Some of these measures include:

Make Use Of The Proper Pet Skin Care Products – Avoid using products that might cause excessive dryness, itching, irritation or inflammation to your dog. Performing a patch test for your dog with the skin care product you intend to use and monitoring how your dog reacts to it might help in deciding if the product is suitable for your pet.

Practice a good grooming and hygienic habits –wash and clean your pet regularly. Ensure you remove any objects sticking on their body that might irritate their skin or cause their skin to chafe.

Use the right collar that fits nicely. You don’t want to use a collar that is too tight on your dog as this might lead to more friction, which might cause their skin to be irritated, and inflamed.

Protect Them From Parasites:  Monitor your dog on a regular basis to ensure they aren’t infested with fleas, ticks, mites, and other parasites. Parasites could cause damage to your dog’s skin and overall health.


Skin tags are soft, fleshy growths that look like a teardrop attached to the skin of your dog via a stalk-like tissue. They are benign and shouldn’t be a cause of worry for you. Except they are located in delicate areas, they usually require no treatment.

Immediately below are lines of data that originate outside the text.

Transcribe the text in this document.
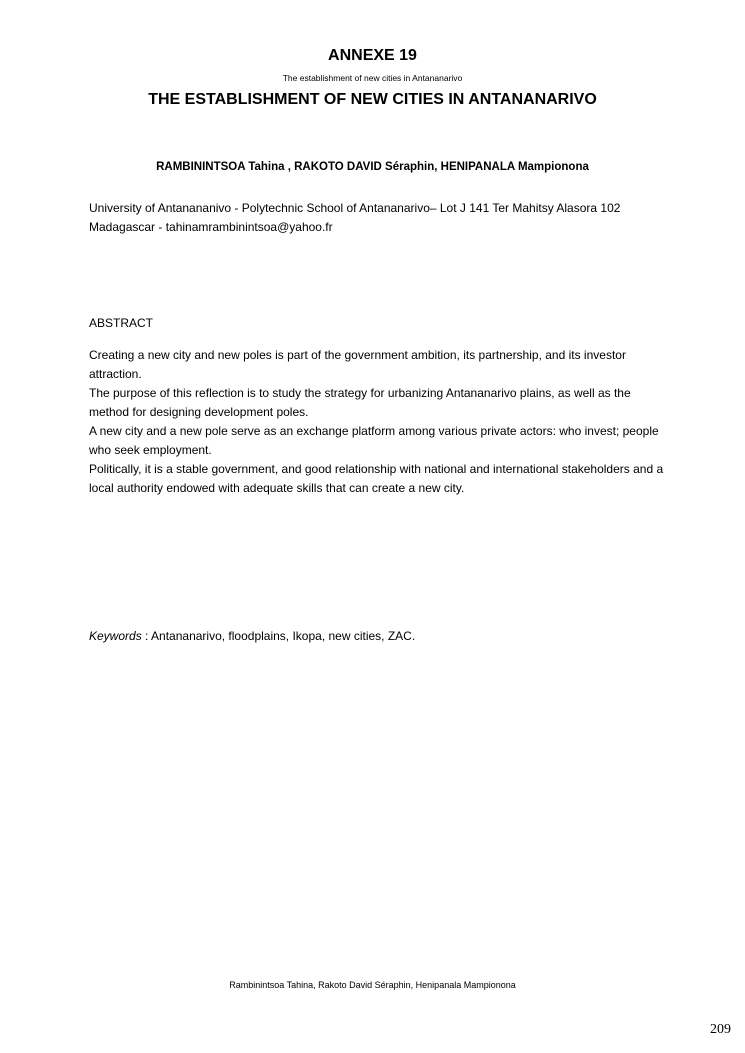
ANNEXE 19
The establishment of new cities in Antananarivo
THE ESTABLISHMENT OF NEW CITIES IN ANTANANARIVO
RAMBININTSOA Tahina , RAKOTO DAVID Séraphin, HENIPANALA Mampionona
University of Antanananivo - Polytechnic School of Antananarivo– Lot J 141 Ter Mahitsy Alasora 102
Madagascar - tahinamrambinintsoa@yahoo.fr
ABSTRACT

Creating a new city and new poles is part of the government ambition, its partnership, and its investor attraction.

The purpose of this reflection is to study the strategy for urbanizing Antananarivo plains, as well as the method for designing development poles.

A new city and a new pole serve as an exchange platform among various private actors: who invest; people who seek employment.

Politically, it is a stable government, and good relationship with national and international stakeholders and a local authority endowed with adequate skills that can create a new city.

Keywords : Antananarivo, floodplains, Ikopa, new cities, ZAC.
Rambinintsoa Tahina, Rakoto David Séraphin, Henipanala Mampionona
209
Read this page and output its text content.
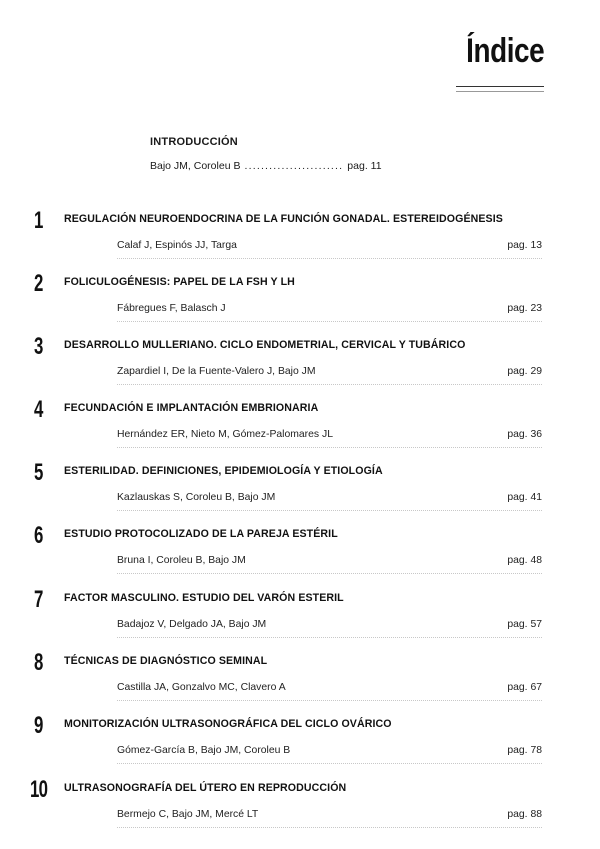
Índice
INTRODUCCIÓN
Bajo JM, Coroleu B ........................ pag. 11
1	REGULACIÓN NEUROENDOCRINA DE LA FUNCIÓN GONADAL. ESTEREIDOGÉNESIS
Calaf J, Espinós JJ, Targa	pag. 13
2	FOLICULOGÉNESIS: PAPEL DE LA FSH Y LH
Fábregues F, Balasch J	pag. 23
3	DESARROLLO MULLERIANO. CICLO ENDOMETRIAL, CERVICAL Y TUBÁRICO
Zapardiel I, De la Fuente-Valero J, Bajo JM	pag. 29
4	FECUNDACIÓN E IMPLANTACIÓN EMBRIONARIA
Hernández ER, Nieto M, Gómez-Palomares JL	pag. 36
5	ESTERILIDAD. DEFINICIONES, EPIDEMIOLOGÍA Y ETIOLOGÍA
Kazlauskas S, Coroleu B, Bajo JM	pag. 41
6	ESTUDIO PROTOCOLIZADO DE LA PAREJA ESTÉRIL
Bruna I, Coroleu B, Bajo JM	pag. 48
7	FACTOR MASCULINO. ESTUDIO DEL VARÓN ESTERIL
Badajoz V, Delgado JA, Bajo JM	pag. 57
8	TÉCNICAS DE DIAGNÓSTICO SEMINAL
Castilla JA, Gonzalvo MC, Clavero A	pag. 67
9	MONITORIZACIÓN ULTRASONOGRÁFICA DEL CICLO OVÁRICO
Gómez-García B, Bajo JM, Coroleu B	pag. 78
10 ULTRASONOGRAFÍA DEL ÚTERO EN REPRODUCCIÓN
Bermejo C, Bajo JM, Mercé LT	pag. 88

Skin tags might be mistaken for fatty tumor, mast cell tumor, lipomas or wart. Possible cause of skin tags includes friction, genetics, aging, etc.

Cryotherapy, surgical excision, ligation, and cauterization are the four common methods of removing skin tags on your dog.  The cost of removing the skin tags on your dog depends on various factors such as the location of the clinic, size of the tumor, the number of the tumors to be removed, the method used, etc.

Bleeding, infection and scarring are the most complications from removing your dog skin tags.